'Dune' Featurette: Celestial Sounds with Composer Hans Zimmer

The new adaptation of Dune promises to be an epic, galactic journey. Based on Frank Herbert’s 1965 science-fiction novel, Dune attracted some of the best movie talents in Hollywood, including director Denis Villeneuve. To bring the story to life, prolific composer Hans Zimmer created a sound that fits the plot’s grandeur.

‘Dune’: love of a novel

Villeneuve and Zimmer share why they decided to work together on a newly released featurette and what inspired the score. They are both fans of the epic novel. Dune is set on a desert planet where Paul Atreides must become a leader and avenge a plot against his noble family. Herbert won the Nebula Award and shared the Hugo Award. Dune was the first of six novels that are considered among the grandest epic in science fiction.

Villeneuve is a science-fiction fan, having directed Arrival and Blade Runner 2049. When he decided to make a new version of Dune, the Canadian-born director wanted to create a unique soundscape to accompany his visuals.

“I asked Hans Zimmer if he knew Dune, the book,” said Villeneuve. “And Hans’s answered was that it was probably one of his favorite books of all time. And it was one of his biggest dreams to score Dune, so his answer was a big yes.”

Finding the emotions in music

Villeneuve and Zimmer shared their knowledge of the novel. “We knew our subject,” said Zimmer. “So now, it was figuring out how we were going to interpret something that we truly loved and admired.” They agreed they wanted to create a unique score for the movie.

“Part of what I love about the score is how unfamiliar it is,” said producer Mary Parent. “It’s emotional. It’s intense. It is wholly original and particular to the film.

“We’re telling a story in multi-dimensional ways, and we’re using voices and a language that you don’t understand, and at the same time somehow you understand it emotionally,” added Zimmer.

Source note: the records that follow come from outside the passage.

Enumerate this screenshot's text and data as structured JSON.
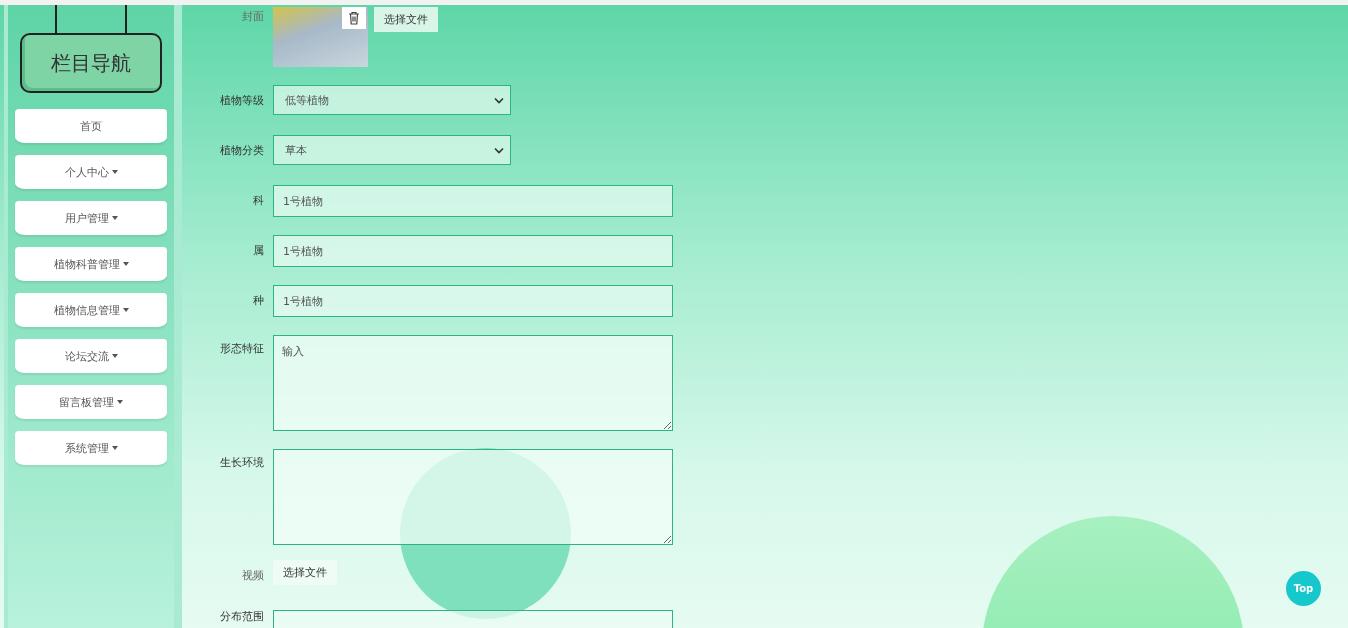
{
  "sidebar": {
    "title": "栏目导航",
    "items": [
      {
        "label": "首页",
        "has_menu": false
      },
      {
        "label": "个人中心",
        "has_menu": true
      },
      {
        "label": "用户管理",
        "has_menu": true
      },
      {
        "label": "植物科普管理",
        "has_menu": true
      },
      {
        "label": "植物信息管理",
        "has_menu": true
      },
      {
        "label": "论坛交流",
        "has_menu": true
      },
      {
        "label": "留言板管理",
        "has_menu": true
      },
      {
        "label": "系统管理",
        "has_menu": true
      }
    ]
  },
  "form": {
    "fields": [
      {
        "kind": "image",
        "label": "封面",
        "button": "选择文件"
      },
      {
        "kind": "select",
        "label": "植物等级",
        "value": "低等植物"
      },
      {
        "kind": "select",
        "label": "植物分类",
        "value": "草本"
      },
      {
        "kind": "input",
        "label": "科",
        "value": "1号植物"
      },
      {
        "kind": "input",
        "label": "属",
        "value": "1号植物"
      },
      {
        "kind": "input",
        "label": "种",
        "value": "1号植物"
      },
      {
        "kind": "textarea",
        "label": "形态特征",
        "value": "输入"
      },
      {
        "kind": "textarea",
        "label": "生长环境"
      },
      {
        "kind": "file",
        "label": "视频",
        "button": "选择文件"
      },
      {
        "kind": "input",
        "label": "分布范围"
      }
    ]
  },
  "top_button": "Top"
}
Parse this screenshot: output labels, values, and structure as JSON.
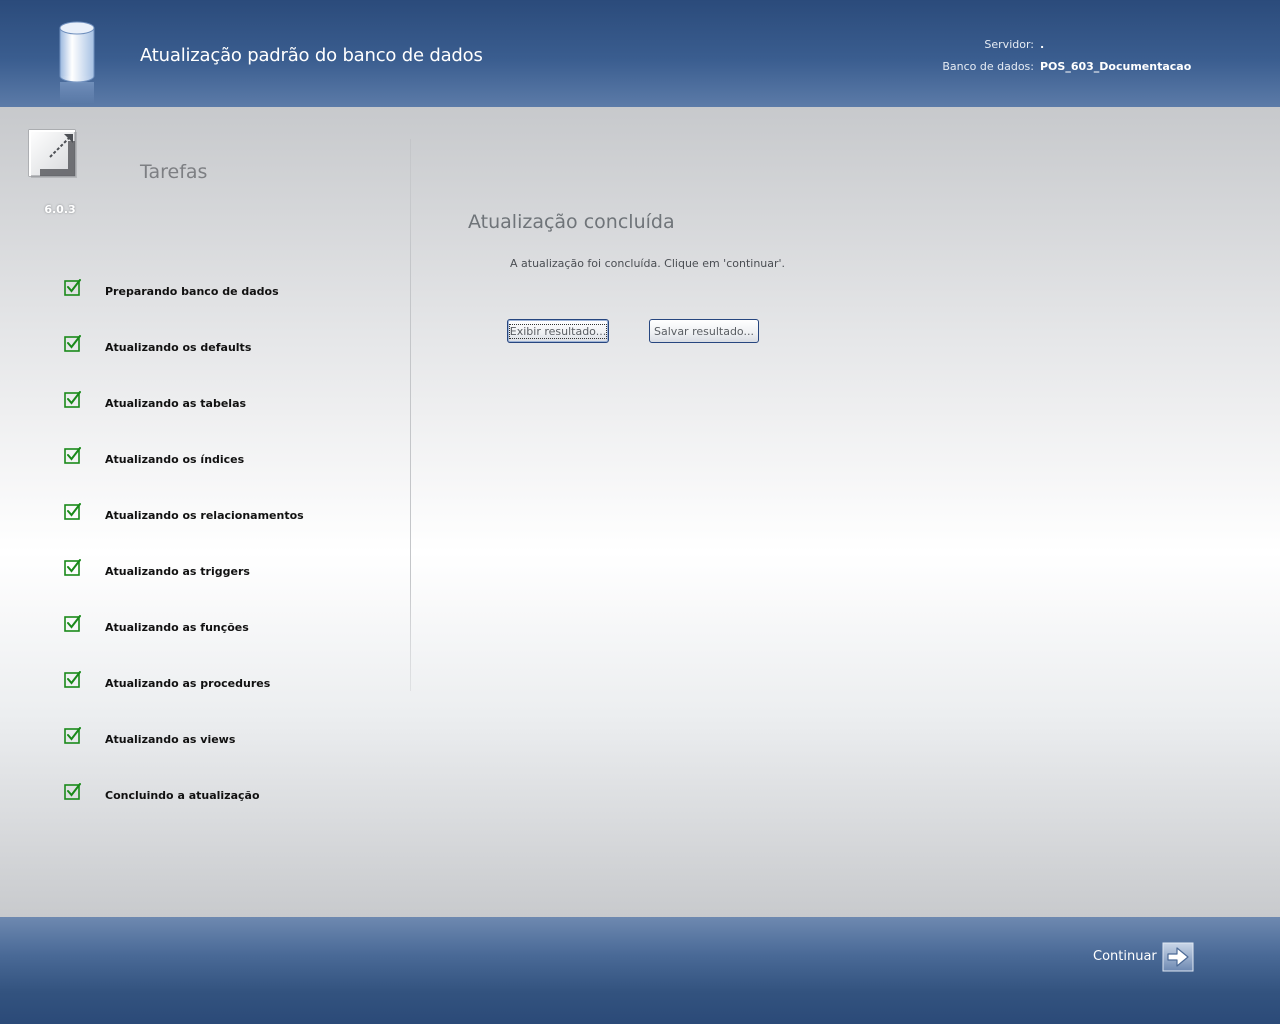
{
  "header": {
    "title": "Atualização padrão do banco de dados",
    "server_label": "Servidor:",
    "server_value": ".",
    "database_label": "Banco de dados:",
    "database_value": "POS_603_Documentacao",
    "icon": "database-cylinder-icon"
  },
  "sidebar": {
    "title": "Tarefas",
    "version": "6.0.3",
    "logo_icon": "resize-arrow-logo-icon",
    "tasks": [
      {
        "label": "Preparando banco de dados",
        "done": true
      },
      {
        "label": "Atualizando os defaults",
        "done": true
      },
      {
        "label": "Atualizando as tabelas",
        "done": true
      },
      {
        "label": "Atualizando os índices",
        "done": true
      },
      {
        "label": "Atualizando os relacionamentos",
        "done": true
      },
      {
        "label": "Atualizando as triggers",
        "done": true
      },
      {
        "label": "Atualizando as funções",
        "done": true
      },
      {
        "label": "Atualizando as procedures",
        "done": true
      },
      {
        "label": "Atualizando as views",
        "done": true
      },
      {
        "label": "Concluindo a atualização",
        "done": true
      }
    ]
  },
  "main": {
    "status_title": "Atualização concluída",
    "status_message": "A atualização foi concluída. Clique em 'continuar'.",
    "show_button": "Exibir resultado...",
    "save_button": "Salvar resultado..."
  },
  "footer": {
    "continue_label": "Continuar",
    "continue_icon": "arrow-right-icon"
  },
  "colors": {
    "header_blue": "#2b4b7b",
    "check_green": "#1a8a1a",
    "button_border": "#27467f"
  }
}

Villeneuve was impressed by Zimmer’s dedication in bringing the novel to life. “He kept saying to me that the music is not from our world,” said Villeneuve. “It needs to come from another time, another planet.” Zimmer had musicians “learn how to play instruments in a different way. The one thing that we felt would be true through any culture would be the voice. So, the score is based on mainly female voices, and then we developed our own language.”

Creating a new sound for ‘Dune’

“If you surround yourself with incredibly brave, reckless, and talented people, they’ll lead you into new directions automatically,” said Zimmer. “I always know we’re on the right path. When somebody goes, this might be the worst idea you’ve ever heard.”

Villeneuve knew he had found the right composer for his movie, watching Zimmer create and define new sounds and experimenting with instruments. “It’s quite a privilege for me to work with such an artist. One of the most inspiring and powerful artistic encounters in my life is the one with Hans Zimmer.” The composer’s goal is “moving emotion. I want the audience to come with us on this journey, to this planet, and to this world, which seems huge and vast unfathomable, and then at the same time, realize that it’s all about the smallest and tiniest emotion.”

“This is saying a lot, but I think it’s one of the best scores that Hans has ever written,” said Parent. “It really kind of touches you inside. It makes you feel something.” Dune will be released on Oct. 22 in theaters and on HBO Max.